Differential methylation sites and enrichment analysis

The “edgeR” package of R (https://bioconductor.org/packages/release/bioc/html/edgeR.html) was used to screen the differential methylation sites between the control and cancer groups. The criteria for differential methylation sites were defined as follows: (1) the foldchange of the cancer group was > 2.5 or < 0.4 that of the control group, with P < 0.05, and (2) the sites with an average β value < 0.1 were hypomethylated sites. At the hypermethylated sites, the mean β value should be > 0.2. The enrichment analysis was conducted for the genes in both the hypermethylated and hypomethylated sites. The GO (Gene Ontology) and KEGG (Kyoto Encyclopedia of Genes and GenomesGene Ontology) enrichment analysis was performed using the “clusterProfiler” of R (https://www.bioconductor.org/packages/release/bioc/html/clusterProfiler.html) software package. The enrichment pathway setting criteria were pvalueCutoff = 0.05 and qvalueCutoff = 0.2. The key core functions used were “enrichGO” and “enrichKEGG”.

Screening of methylation sites and unsupervised clustering

We analyzed the significance of the differential methylation sites related to patient survival and screened out those having significant associations. Statistically significant loci met the screening criteria. Cases were clustered based on the methylation sites of survival significance. The latest version of “NbCluster” 3.0.1 (https://cran.r-project.org/web/packages/NbClust/index.html) provides 30 indicators to determine the the optimal number of clusters for 289 cases of CRC and the “ConsensusClusterPlus” package of R (https://www.bioconductor.org/packages/release/bioc/html/ConsensusClusterPlus.html) to cluster these 289 CRC cases into different clusters. The specific contents of the 30 indicators can be obtained from the instruction manual of “NbCluster”(http://mirrors.pku.edu.cn/CRAN/web/packages/NbClust/NbClust.pdf).

Dimension reduction

We used the “FSelector” package (https://cran.r-project.org/web/packages/FSelector/index.html) of R to calculate the importance of methylation sites with survival significance to the classification of cancer and control groups and screened out the top eight important methylation sites. To avoid collinearity, we included eight methylation sites in ridge regression and found that three of these were statistically significant.

Univariate diagnosis

For the three methylation sites obtained using dimensionality reduction, receiver operating characteristic curve (ROC) analysis was performed separately, and the area under the curve (AUC) was calculated. Data from 292 patients with CRC were obtained from TCGA. The GSE131013 (colon cancer) dataset from the Gene Expression Omnibus (GEO) database contained 144 control samples and 96 tumor samples.
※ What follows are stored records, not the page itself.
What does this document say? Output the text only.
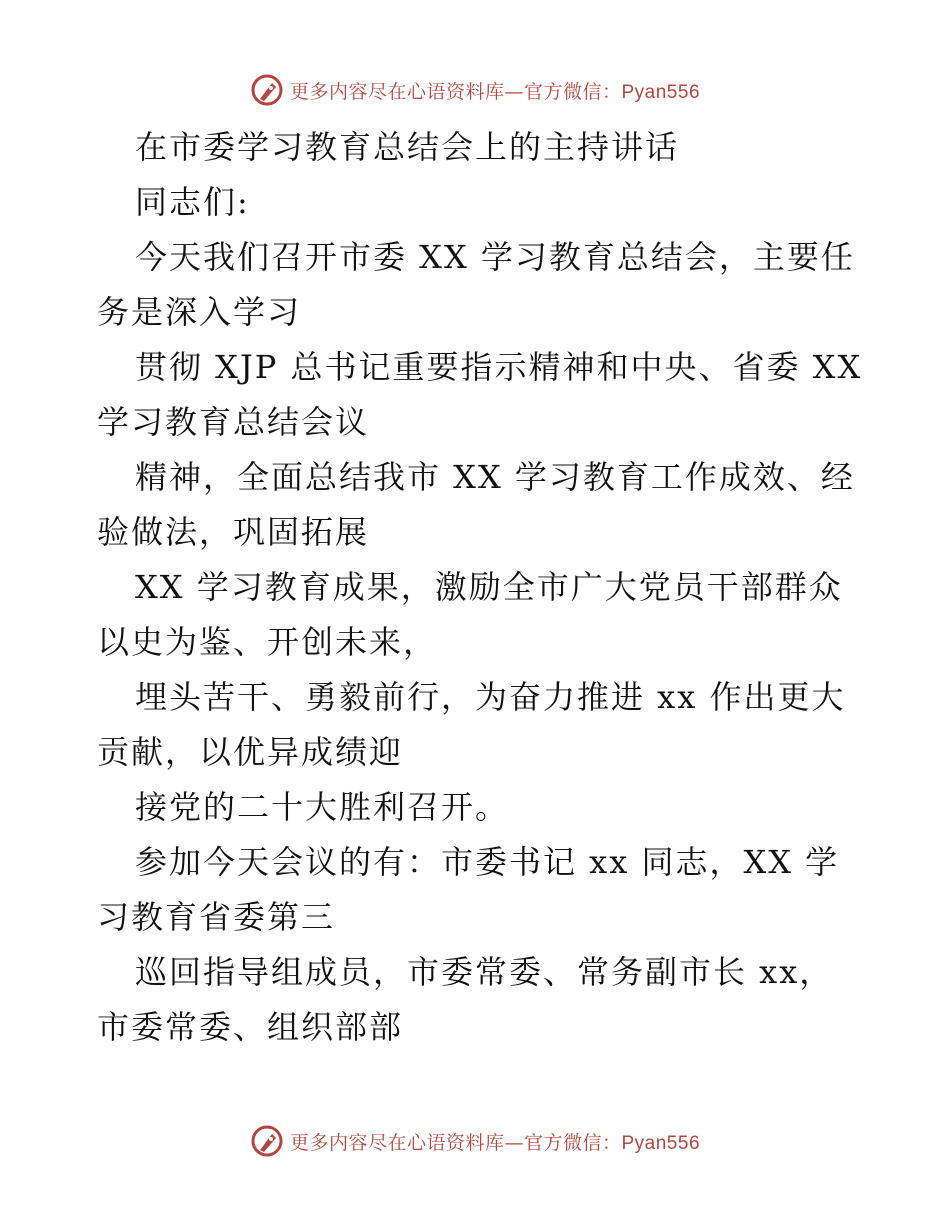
更多内容尽在心语资料库—官方微信：Pyan556
在市委学习教育总结会上的主持讲话
同志们:
今天我们召开市委 XX 学习教育总结会，主要任
务是深入学习
贯彻 XJP 总书记重要指示精神和中央、省委 XX
学习教育总结会议
精神，全面总结我市 XX 学习教育工作成效、经
验做法，巩固拓展
XX 学习教育成果，激励全市广大党员干部群众
以史为鉴、开创未来，
埋头苦干、勇毅前行，为奋力推进 xx 作出更大
贡献，以优异成绩迎
接党的二十大胜利召开。
参加今天会议的有：市委书记 xx 同志，XX 学
习教育省委第三
巡回指导组成员，市委常委、常务副市长 xx，
市委常委、组织部部
更多内容尽在心语资料库—官方微信：Pyan556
Machine learning model and classification

We screened hypermethylated loci from the TCGA database of CRC methylation data. Four machine learning models were established using the methylation sites mentioned above in the TCGA database and GSE131013 dataset. We constructed four classification models: logistic regression, NaiveBayes, MultilayerPerceptron, and RandomForest. We evaluated the accuracy of each model using 10-fold cross-validation, and the model with the highest accuracy had the best diagnostic performance. The machine learning models were established using Weka 3.8.5 software (https://www.filehorse.com/download-weka/58926/).
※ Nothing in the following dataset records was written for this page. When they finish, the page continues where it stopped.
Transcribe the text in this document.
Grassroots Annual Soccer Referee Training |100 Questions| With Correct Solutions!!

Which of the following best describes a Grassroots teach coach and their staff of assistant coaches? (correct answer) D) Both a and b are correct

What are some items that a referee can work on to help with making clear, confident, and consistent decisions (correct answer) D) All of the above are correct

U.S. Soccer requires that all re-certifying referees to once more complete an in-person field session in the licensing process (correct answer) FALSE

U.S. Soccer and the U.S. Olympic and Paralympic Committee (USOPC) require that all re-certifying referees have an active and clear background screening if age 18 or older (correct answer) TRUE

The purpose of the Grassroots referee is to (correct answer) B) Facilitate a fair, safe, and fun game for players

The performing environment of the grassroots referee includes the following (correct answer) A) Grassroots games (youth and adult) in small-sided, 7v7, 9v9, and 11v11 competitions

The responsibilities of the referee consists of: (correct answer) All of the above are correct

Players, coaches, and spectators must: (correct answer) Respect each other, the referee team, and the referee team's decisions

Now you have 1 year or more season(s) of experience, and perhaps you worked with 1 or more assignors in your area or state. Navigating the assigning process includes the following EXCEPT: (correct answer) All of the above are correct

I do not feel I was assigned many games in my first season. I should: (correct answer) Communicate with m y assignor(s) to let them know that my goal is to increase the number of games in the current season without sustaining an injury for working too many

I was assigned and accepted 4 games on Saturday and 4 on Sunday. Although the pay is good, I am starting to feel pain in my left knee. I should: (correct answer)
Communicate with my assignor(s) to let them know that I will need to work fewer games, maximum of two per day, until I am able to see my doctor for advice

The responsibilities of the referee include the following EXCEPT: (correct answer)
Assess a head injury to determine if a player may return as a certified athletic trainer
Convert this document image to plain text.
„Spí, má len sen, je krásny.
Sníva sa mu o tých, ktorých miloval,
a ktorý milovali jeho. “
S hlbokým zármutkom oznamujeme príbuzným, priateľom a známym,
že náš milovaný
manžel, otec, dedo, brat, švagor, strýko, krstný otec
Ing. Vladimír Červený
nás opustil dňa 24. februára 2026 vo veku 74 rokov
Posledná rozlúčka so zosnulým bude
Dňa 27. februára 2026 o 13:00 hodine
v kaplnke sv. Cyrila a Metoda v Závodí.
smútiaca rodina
Relationship between the degree of methylation and gene mutation

We investigated whether the degree of overall methylation affects gene mutations. Nine genes were included in this study. Three genes (DPY19L2P1, EFCC1, and OTX1) were found among the genes of the three methylation sites obtained through the above dimensionality reduction. The next three genes (SLX4IP, GLRX, and SMAD3) were determined among the genes where the three differential methylation sites with the lowest average methylation degree were located. The last three genes (MDFI, C8orf34, and USP44) were found among the genes where the three differential methylation sites with the highest average methylation degree were located. Non-coding genes were excluded from the analysis. The degree of methylation was divided into relatively high and relatively low methylation groups according to the median value.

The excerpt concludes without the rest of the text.